我有一些代码味道一直困扰着我.我不喜欢使用Date.strftime和Date.strptime,所以我又针对这个问题进行了另一次尝试:这里有两个运行速度更快的解决方案,以及基准测试:
require 'benchmark'
require 'date'
def regex_months_between(d1, d2)
d1, d2 = [d1, d2].map{ |d| Date.parse(d) }.minmax
(d1..d2).map{ |m| m.strftime('%Y%m') }.uniq.map{ |m| Date::ABBR_MONTHNAMES[ m[/\d\d$/ ].to_i ] }
end
def months_between1(d1, d2)
d1, d2 = [d1, d2].map{ |d| Date.parse(d) }.minmax
months = (d2.mon - d1.mon) + (d2.year - d1.year) * 12
month_names = []
months.times{ |m|
month_names << Date::ABBR_MONTHNAMES[(d1 >> m).mon]
}
month_names << Date::ABBR_MONTHNAMES[d2.mon]
month_names
end
def months_between2(d1, d2)
d1, d2 = [d1, d2].map{ |d| Date.parse(d) }.minmax
months = (d2.mon - d1.mon) + (d2.year - d1.year) * 12
(d1.mon ... (d1.mon + months)).each_with_object(Date::ABBR_MONTHNAMES[d1.mon, 1]) { |month_offset, month_names_array|
month_names_array << Date::ABBR_MONTHNAMES[(d1 >> month_offset).mon]
}
end
puts regex_months_between('jan 1 2011', 'dec 31 2012').join(', ')

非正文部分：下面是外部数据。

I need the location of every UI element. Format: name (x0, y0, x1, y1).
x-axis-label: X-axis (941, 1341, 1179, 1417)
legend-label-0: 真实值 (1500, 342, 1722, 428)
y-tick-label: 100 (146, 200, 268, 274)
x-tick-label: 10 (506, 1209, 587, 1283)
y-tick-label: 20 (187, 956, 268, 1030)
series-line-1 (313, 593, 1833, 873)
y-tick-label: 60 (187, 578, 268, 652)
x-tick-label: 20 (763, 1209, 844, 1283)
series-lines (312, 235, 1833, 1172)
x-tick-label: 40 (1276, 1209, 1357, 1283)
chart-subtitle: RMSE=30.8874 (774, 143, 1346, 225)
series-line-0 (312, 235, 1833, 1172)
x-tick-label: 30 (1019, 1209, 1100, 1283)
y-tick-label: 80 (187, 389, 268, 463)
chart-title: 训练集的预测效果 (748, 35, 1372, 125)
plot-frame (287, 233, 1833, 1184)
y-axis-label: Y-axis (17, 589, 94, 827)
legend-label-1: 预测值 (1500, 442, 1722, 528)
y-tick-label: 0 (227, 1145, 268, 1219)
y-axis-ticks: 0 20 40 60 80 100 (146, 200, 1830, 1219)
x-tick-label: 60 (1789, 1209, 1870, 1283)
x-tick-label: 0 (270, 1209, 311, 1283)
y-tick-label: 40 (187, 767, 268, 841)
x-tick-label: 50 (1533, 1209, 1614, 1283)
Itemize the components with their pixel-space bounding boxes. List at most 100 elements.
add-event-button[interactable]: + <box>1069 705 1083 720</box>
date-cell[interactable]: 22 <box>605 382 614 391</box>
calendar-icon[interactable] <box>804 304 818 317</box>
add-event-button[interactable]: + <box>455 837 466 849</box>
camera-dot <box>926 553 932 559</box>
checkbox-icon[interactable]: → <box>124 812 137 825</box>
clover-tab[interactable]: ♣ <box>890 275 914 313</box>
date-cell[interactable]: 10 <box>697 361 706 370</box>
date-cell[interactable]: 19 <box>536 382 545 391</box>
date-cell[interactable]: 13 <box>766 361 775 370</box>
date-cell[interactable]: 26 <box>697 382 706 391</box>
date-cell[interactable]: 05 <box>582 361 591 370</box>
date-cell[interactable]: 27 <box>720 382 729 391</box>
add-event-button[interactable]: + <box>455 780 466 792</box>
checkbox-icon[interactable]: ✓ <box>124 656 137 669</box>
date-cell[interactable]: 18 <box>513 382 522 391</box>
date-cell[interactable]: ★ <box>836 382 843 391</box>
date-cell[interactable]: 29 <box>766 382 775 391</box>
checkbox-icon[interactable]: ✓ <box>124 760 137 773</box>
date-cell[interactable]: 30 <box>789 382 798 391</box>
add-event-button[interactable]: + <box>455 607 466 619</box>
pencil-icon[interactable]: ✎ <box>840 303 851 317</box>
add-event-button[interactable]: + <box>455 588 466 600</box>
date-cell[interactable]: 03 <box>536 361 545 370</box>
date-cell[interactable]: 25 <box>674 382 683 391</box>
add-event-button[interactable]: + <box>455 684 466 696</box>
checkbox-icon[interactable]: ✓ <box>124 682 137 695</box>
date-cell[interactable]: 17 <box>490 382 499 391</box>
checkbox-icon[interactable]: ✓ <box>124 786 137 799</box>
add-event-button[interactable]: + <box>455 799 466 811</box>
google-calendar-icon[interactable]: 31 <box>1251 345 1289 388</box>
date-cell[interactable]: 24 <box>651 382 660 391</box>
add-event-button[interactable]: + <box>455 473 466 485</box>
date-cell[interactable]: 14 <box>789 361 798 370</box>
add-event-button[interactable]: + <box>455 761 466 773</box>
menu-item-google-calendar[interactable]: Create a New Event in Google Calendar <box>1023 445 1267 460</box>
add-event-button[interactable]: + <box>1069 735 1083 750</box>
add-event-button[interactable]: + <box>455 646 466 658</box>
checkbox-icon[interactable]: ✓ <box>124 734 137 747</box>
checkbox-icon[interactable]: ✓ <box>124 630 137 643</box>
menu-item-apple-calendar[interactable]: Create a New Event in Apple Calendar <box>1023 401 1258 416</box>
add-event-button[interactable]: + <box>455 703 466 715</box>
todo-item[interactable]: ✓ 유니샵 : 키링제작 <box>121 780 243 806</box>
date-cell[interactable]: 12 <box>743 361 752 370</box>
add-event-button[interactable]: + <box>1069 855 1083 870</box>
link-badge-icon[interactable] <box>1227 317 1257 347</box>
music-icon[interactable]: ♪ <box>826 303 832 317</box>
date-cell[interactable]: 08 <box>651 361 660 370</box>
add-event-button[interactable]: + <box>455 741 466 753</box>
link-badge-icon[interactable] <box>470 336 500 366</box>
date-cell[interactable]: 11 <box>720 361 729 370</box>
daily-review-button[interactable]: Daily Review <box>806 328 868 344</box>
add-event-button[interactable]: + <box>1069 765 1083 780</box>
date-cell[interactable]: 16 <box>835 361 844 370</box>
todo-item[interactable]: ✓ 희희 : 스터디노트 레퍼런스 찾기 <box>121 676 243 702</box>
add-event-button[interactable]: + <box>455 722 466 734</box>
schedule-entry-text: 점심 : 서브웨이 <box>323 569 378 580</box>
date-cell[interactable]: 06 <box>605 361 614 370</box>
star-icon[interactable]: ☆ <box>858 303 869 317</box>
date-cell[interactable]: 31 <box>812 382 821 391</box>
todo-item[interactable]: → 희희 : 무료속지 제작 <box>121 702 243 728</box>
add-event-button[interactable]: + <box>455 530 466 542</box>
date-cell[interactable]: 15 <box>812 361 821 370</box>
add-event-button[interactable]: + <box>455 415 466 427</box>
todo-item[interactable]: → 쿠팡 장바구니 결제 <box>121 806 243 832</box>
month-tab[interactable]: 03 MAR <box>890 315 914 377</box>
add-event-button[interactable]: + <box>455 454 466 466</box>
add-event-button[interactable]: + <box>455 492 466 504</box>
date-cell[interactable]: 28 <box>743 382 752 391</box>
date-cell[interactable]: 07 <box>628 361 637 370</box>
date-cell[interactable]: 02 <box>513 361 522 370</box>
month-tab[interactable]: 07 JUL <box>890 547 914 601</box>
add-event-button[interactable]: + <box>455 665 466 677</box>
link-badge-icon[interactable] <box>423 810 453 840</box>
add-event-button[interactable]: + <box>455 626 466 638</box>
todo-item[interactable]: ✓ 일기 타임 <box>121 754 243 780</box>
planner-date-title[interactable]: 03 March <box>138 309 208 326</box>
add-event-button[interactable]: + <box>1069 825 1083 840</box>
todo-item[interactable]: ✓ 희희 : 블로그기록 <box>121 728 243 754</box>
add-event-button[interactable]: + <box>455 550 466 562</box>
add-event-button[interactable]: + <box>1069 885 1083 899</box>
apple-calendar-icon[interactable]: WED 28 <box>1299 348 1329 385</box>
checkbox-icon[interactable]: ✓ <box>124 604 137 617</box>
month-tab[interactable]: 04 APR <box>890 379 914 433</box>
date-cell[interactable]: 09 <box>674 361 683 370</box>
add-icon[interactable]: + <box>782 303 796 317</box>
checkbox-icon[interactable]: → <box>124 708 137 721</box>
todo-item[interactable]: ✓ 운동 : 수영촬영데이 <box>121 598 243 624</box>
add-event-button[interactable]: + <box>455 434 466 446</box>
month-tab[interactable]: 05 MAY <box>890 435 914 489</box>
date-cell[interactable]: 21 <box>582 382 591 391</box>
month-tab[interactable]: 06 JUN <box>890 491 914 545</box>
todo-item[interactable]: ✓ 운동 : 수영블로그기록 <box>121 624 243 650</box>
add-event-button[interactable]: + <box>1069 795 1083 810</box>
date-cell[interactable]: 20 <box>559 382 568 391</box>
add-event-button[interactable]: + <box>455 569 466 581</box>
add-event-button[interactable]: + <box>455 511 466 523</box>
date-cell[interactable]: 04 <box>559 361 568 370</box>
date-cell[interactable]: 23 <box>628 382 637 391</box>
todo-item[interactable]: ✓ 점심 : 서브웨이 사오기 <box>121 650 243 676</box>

puts months_between1('jan 1 2011', 'dec 31 2012').join(', ')
puts months_between2('jan 1 2011', 'dec 31 2012').join(', ')
n = 100
Benchmark.bm(3) do |b|
b.report('rmb') { n.times { regex_months_between('jan 1 2011', 'dec 31 2012') } }
b.report('mb1') { n.times { months_between1('jan 1 2011', 'dec 31 2012') } }
b.report('mb2') { n.times { months_between2('jan 1 2011', 'dec 31 2012') } }
end
输出看起来像:
Jan, Feb, Mar, Apr, May, Jun, Jul, Aug, Sep, Oct, Nov, Dec, Jan, Feb, Mar, Apr, May, Jun, Jul, Aug, Sep, Oct, Nov, Dec
Jan, Feb, Mar, Apr, May, Jun, Jul, Aug, Sep, Oct, Nov, Dec, Jan, Feb, Mar, Apr, May, Jun, Jul, Aug, Sep, Oct, Nov, Dec
Jan, Feb, Mar, Apr, May, Jun, Jul, Aug, Sep, Oct, Nov, Dec, Jan, Feb, Mar, Apr, May, Jun, Jul, Aug, Sep, Oct, Nov, Dec
user system total real
rmb 2.810000 0.010000 2.820000 ( 2.820732)
mb1 0.060000 0.000000 0.060000 ( 0.057763)
mb2 0.060000 0.000000 0.060000 ( 0.057112)
有趣." rmb"现在正在落后.从测试中拉出它并使环圈100x上升:
n = 10_000
Benchmark.bm(3) do |b|
b.report('mb1') { n.times { months_between1('jan 1 2011', 'dec 31 2012') } }
b.report('mb2') { n.times { months_between2('jan 1 2011', 'dec 31 2012') } }
end
这使:
user system total real
mb1 5.570000 0.060000 5.630000 ( 5.615789)
mb2 5.570000 0.040000 5.610000 ( 5.611323)
这基本上是两种新方式之间的关系.作为肛门,我会去,mb2因为如果我这样做数百万次,它会更快一些,但你的里程可能会有所不同.